E so. Entro na choca e deito para dormir, pois nao preguei o olho a noite toda. Quase adormecendo, penso que um forcado nao e grande coisa. Mesmo se foi assassinado covardemente, ninguem quer se chatear para saber. Para a administracao um forcado nao e absolutamente nada. Menos que um cachorro.
Decidi comecar segunda-feira meu trabalho de limpador de latrinas. As 4 e meia da madrugada, vou sair com um colega para esvaziar as latrinas do bloco A, as nossas. O regulamento exige que, para esvazia-las, sejam levadas ate o mar. Mas, pagando um condutor de bufalos, ele nos espera num lugar do planalto, de onde um estreito canal cimentado desce ate o mar. Entao, rapidamente, em menos de vinte minutos, a gente esvazia todas as tinas neste canal e, para empurrar a materia, joga-se 3 000 litros de agua do mar, trazidos num enorme barril. O transporte da agua custa 20 francos por dia, pagos ao condutor de bufalos, um preto das Antilhas simpatico. A descida da materia e ajudada com uma vassoura muito dura. Por ser meu primeiro dia de trabalho, carregar as tinas com duas barras de madeira me cansou os pulsos. Mas vou me acostumar rapidamente.
Meu novo colega e muito prestativo, mas Galgani me informou que e um homem extremamente perigoso. Teria cometido, parece, sete assassinatos nas ilhas. A viracao dele e vender merda. De fato, cada jardineiro tem que fazer seu estrume. Para isso, ele cava uma fossa, bota dentro folhas secas e capim e o meu amigo das Antilhas leva clandestinamente uma ou duas tinas ao jardim indicado. Claro que isso nao pode ser feito por uma pessoa so, e tenho que ajuda-lo. Mas sei que e uma falta grave, pois pode haver contaminacao das verduras e difundir a disenteria tanto entre os guardas como entre os presos. Resolvo que um dia, quando conhece-lo melhor, vou impedi-lo de fazer isso. Evidentemente, vou pagar-lhe o que ele perder por interromper seu comercio. Alem disso, ele trabalha chifres de boi. No que diz respeito a pesca, ele me diz que nao pode fazer nada, mas que, no cais, Chapar ou algum outro podem me ajudar.

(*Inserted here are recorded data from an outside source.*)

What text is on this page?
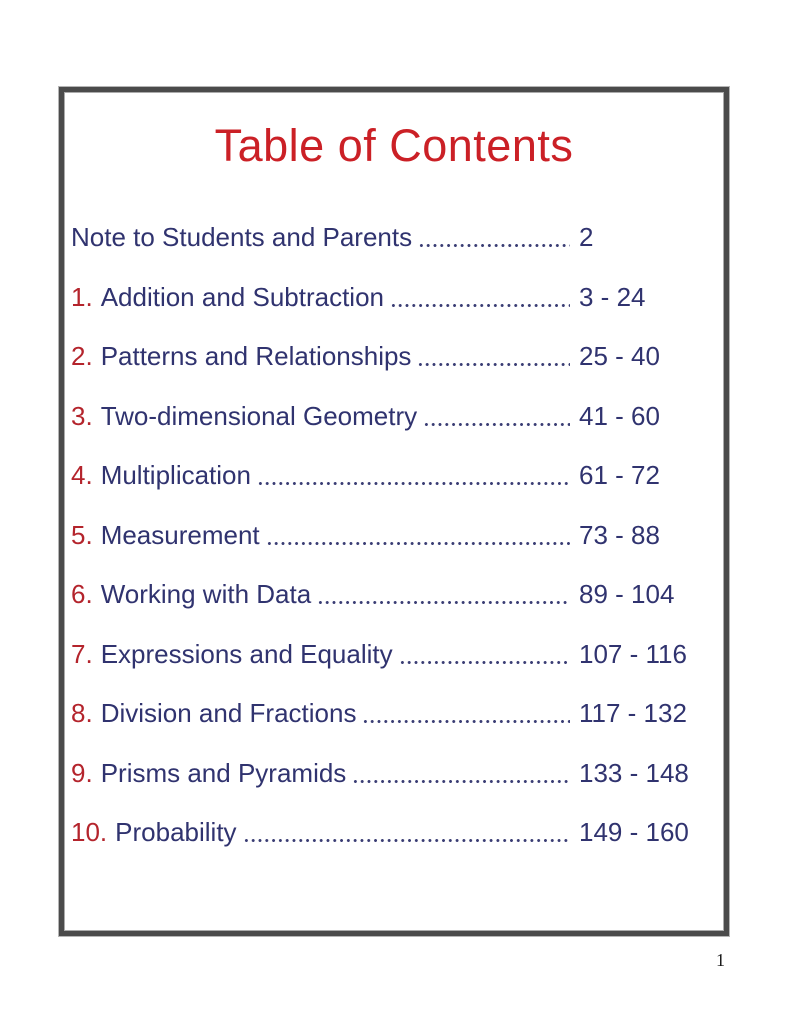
Table of Contents
Note to Students and Parents	2
1. Addition and Subtraction	3 - 24
2. Patterns and Relationships	25 - 40
3. Two-dimensional Geometry	41 - 60
4. Multiplication	61 - 72
5. Measurement	73 - 88
6. Working with Data	89 - 104
7. Expressions and Equality	107 - 116
8. Division and Fractions	117 - 132
9. Prisms and Pyramids	133 - 148
10. Probability	149 - 160
1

Pronto, virei limpador de latrinas. Acabado o servico, tomo um bom banho, boto um calcao e vou todo dia pescar em liberdade onde bem entendo. So tenho uma obrigacao: estar ao meio-dia no campo. Gracas a Chapar, nao me faltam nem varas nem iscas. Quando volto com peixes enfiados pelas branquias num arame, e raro que, das casinhas, as esposas dos guardas nao me chamem. Todas sabem o meu nome:
– Papillon, me vende 2 quilos.
– Esta doente?
– Nao.
– Esta com uma crianca doente?
– Nao.
– Entao nao vendo meu peixe.
Consigo pegar grandes quantidades de peixe que dou aos amigos do campo. Troco por pao de metro, verduras ou frutas. Meus amigos comem peixe pelo menos uma vez por dia. Um dia; estou de volta com uma duzia de grandes lagostas e 7 ou 8 quilos de peixe, passo em frente da casa do comandante Barrot. Uma mulher bastante gorda me diz:
– Voce teve sorte na pesca, Papillon. O mar esta ruim e ninguem consegue pegar nada. Ja faz quinze dias que nao como peixe. E pena que voce nao venda. Meu marido me disse que voce se recusa a vender as esposas dos guardas.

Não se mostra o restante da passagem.